Work on refining and defining season one. You can't decide whether piece of writing is "good" if you haven't properly wrote it to see what will need improvement.
From what I saw in your previous thread, you were a little too general with your plot points. Which is fine-you were writing the structure. But, based on my own experience writing, I need to outline in much more detail in order to understand cause and affect. Right now, you have very broad ideas for seasons- but you don't know how long they will be. You might even find the second season can be split into two seasons, who knows.
Here's an example with outlining. (I am aware you were just writing a structure, but my personal tip is expanding it.)
You wrote:
"He finds real chosen one, named Nobody, and sneaks him on his hero quest in his team."
But how? I feel like a plot point would be multiple scenes- and you have opportunity to characterise.
Here's how I would take this and outline it if I were writing (not accurate to your story obv, but just as an example.
- The main character is seen seeking the original source for the chosen one myth.

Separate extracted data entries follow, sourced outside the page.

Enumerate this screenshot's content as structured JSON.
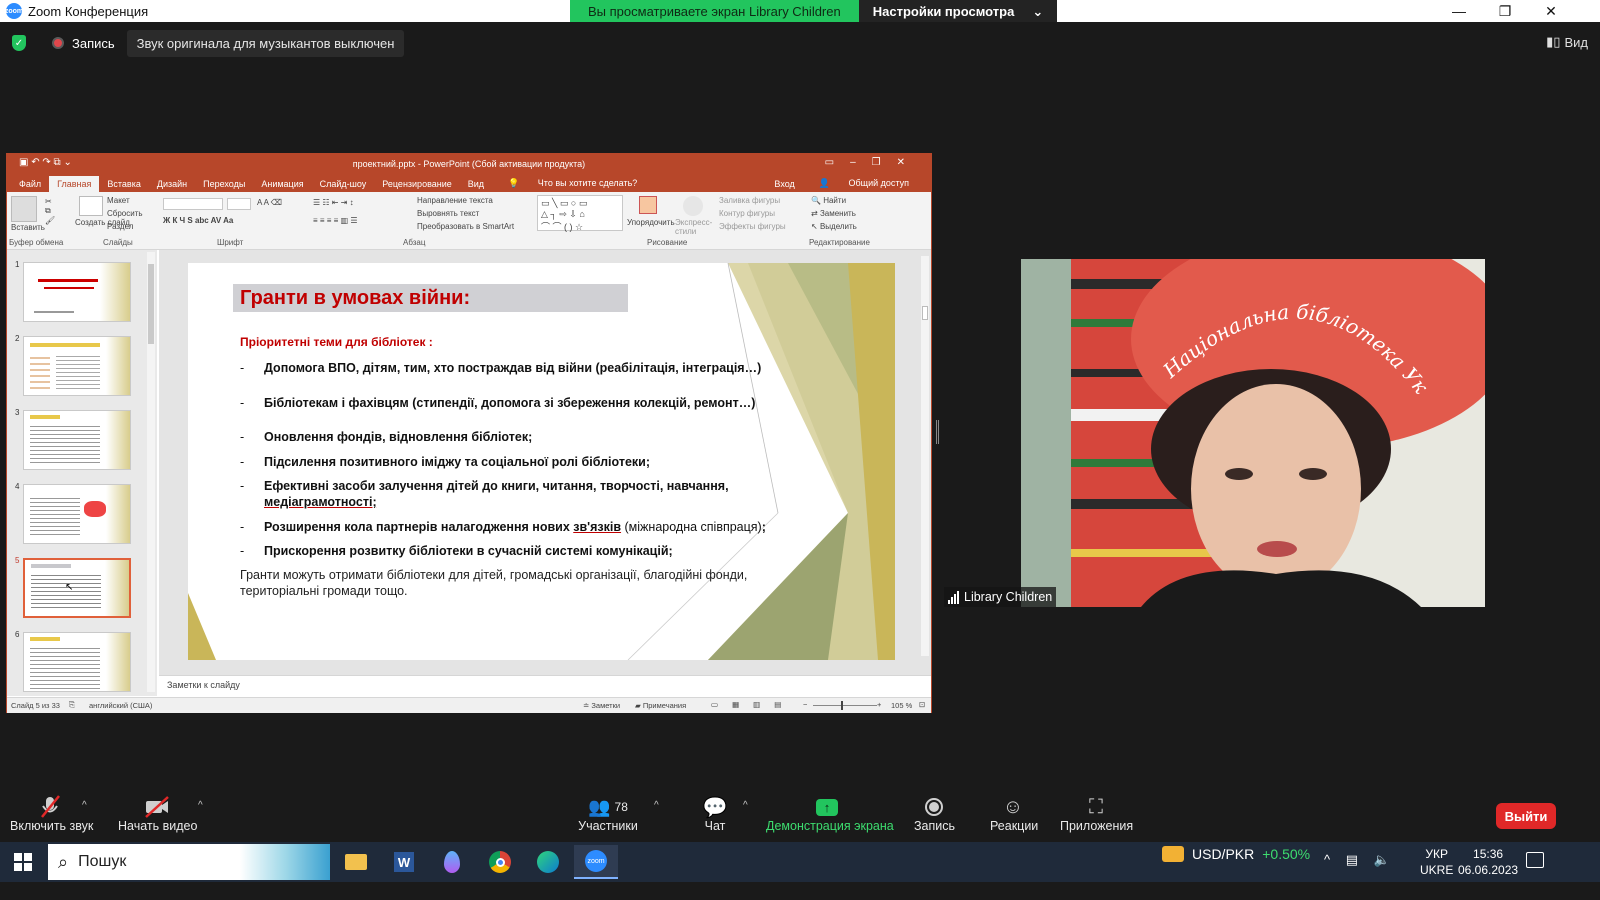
{
  "window": {
    "title": "Zoom Конференция",
    "zoom_icon_text": "zoom"
  },
  "share_bar": {
    "viewing": "Вы просматриваете экран Library Children",
    "settings": "Настройки просмотра"
  },
  "status": {
    "record": "Запись",
    "notice": "Звук оригинала для музыкантов выключен",
    "view": "Вид"
  },
  "ppt": {
    "title": "проектний.pptx - PowerPoint (Сбой активации продукта)",
    "tabs": [
      "Файл",
      "Главная",
      "Вставка",
      "Дизайн",
      "Переходы",
      "Анимация",
      "Слайд-шоу",
      "Рецензирование",
      "Вид"
    ],
    "tell_me": "Что вы хотите сделать?",
    "signin": "Вход",
    "share": "Общий доступ",
    "ribbon": {
      "paste": "Вставить",
      "clipboard": "Буфер обмена",
      "layout": "Макет",
      "reset": "Сбросить",
      "new_slide": "Создать слайд",
      "section": "Раздел",
      "slides": "Слайды",
      "font": "Шрифт",
      "paragraph": "Абзац",
      "text_direction": "Направление текста",
      "align_text": "Выровнять текст",
      "smartart": "Преобразовать в SmartArt",
      "arrange": "Упорядочить",
      "quick_styles": "Экспресс-стили",
      "shape_fill": "Заливка фигуры",
      "shape_outline": "Контур фигуры",
      "shape_effects": "Эффекты фигуры",
      "drawing": "Рисование",
      "find": "Найти",
      "replace": "Заменить",
      "select": "Выделить",
      "editing": "Редактирование"
    },
    "thumb_numbers": [
      "1",
      "2",
      "3",
      "4",
      "5",
      "6"
    ],
    "slide": {
      "title": "Гранти в умовах війни:",
      "subtitle": "Пріоритетні теми для бібліотек :",
      "bullets": [
        "Допомога ВПО, дітям, тим, хто постраждав від війни (реабілітація, інтеграція…)",
        "Бібліотекам і фахівцям (стипендії, допомога зі збереження колекцій, ремонт…)",
        "Оновлення фондів, відновлення бібліотек;",
        "Підсилення позитивного іміджу та соціальної ролі бібліотеки;",
        "Ефективні засоби залучення дітей до  книги, читання, творчості, навчання,",
        "медіаграмотності;",
        "Розширення  кола партнерів налагодження нових ",
        "зв'язків",
        " (міжнародна співпраця)",
        ";",
        "Прискорення розвитку бібліотеки  в сучасній системі комунікацій;"
      ],
      "footer_1": "Гранти можуть отримати бібліотеки для дітей, громадські організації, благодійні фонди,",
      "footer_2": "територіальні громади тощо."
    },
    "notes_placeholder": "Заметки к слайду",
    "status": {
      "slide": "Слайд 5 из 33",
      "lang": "английский (США)",
      "notes": "Заметки",
      "comments": "Примечания",
      "zoom": "105 %"
    }
  },
  "video": {
    "name": "Library Children",
    "hat_text": "Національна бібліотека України"
  },
  "toolbar": {
    "mute": "Включить звук",
    "video": "Начать видео",
    "participants": "Участники",
    "participants_count": "78",
    "chat": "Чат",
    "share": "Демонстрация экрана",
    "record": "Запись",
    "reactions": "Реакции",
    "apps": "Приложения",
    "leave": "Выйти"
  },
  "taskbar": {
    "search": "Пошук",
    "ticker": "USD/PKR",
    "ticker_change": "+0.50%",
    "lang1": "УКР",
    "lang2": "UKRE",
    "time": "15:36",
    "date": "06.06.2023",
    "word_letter": "W",
    "zoom_text": "zoom"
  },
  "colors": {
    "ppt_accent": "#b7472a",
    "share_green": "#22c55e",
    "leave_red": "#e02828",
    "slide_title": "#c00000"
  }
}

- They enter an abandoned city, which only has the source of the prophesy left, which is guarded.
- They sneak past the guards, and upon doing so, notice another person doing so as well.
- They at first worry this person is an enemy, but after he signals for them to stay silent and helps them sneak through, they begin to trust him.
- Nobody, at the last minute, locks the character's out of the room with the prophesy, making the main characters see him as an enemy.
- However, upon seeing the prophesy, Nobody realises he can't actually read it, leading to him having to beg the main character for forgiveness and help.
- The main character's question why Nobody even needs to see the prophesy, and he stays silent.
- The main character goes to read the prophesy, only to find that to his surprise, it isn't him but Nobody that is the "chosen one."
- Nobody then admits he needed to see the prophesy for himself, to confirm why all these strange events are happening in his life, and that this information is potentially dangerous.
- The main characters accept him onto their team, seeing him as a valuable asset.
(Then you'd probably detail how they snuck out.)
Like this is still kind of vauge, but it gives you a better idea of what happens. Making it not generic can be in the details, and you would have something to work with and edit because you'll have a clearer vision of the story.
I feel like the main reason you prefer season 2 is because it has this BIG EPIC plot, but by focusing too much on that, you'll miss establishing smaller things and making the character's interesting. You just need to slow down, and expand on your ideas.
You'd be surprised how one plot point can expand! Just work on writing your first season, editing and making it stand on its own. You can hint and lead towards the second season, but you yourself need to enjoy the first season.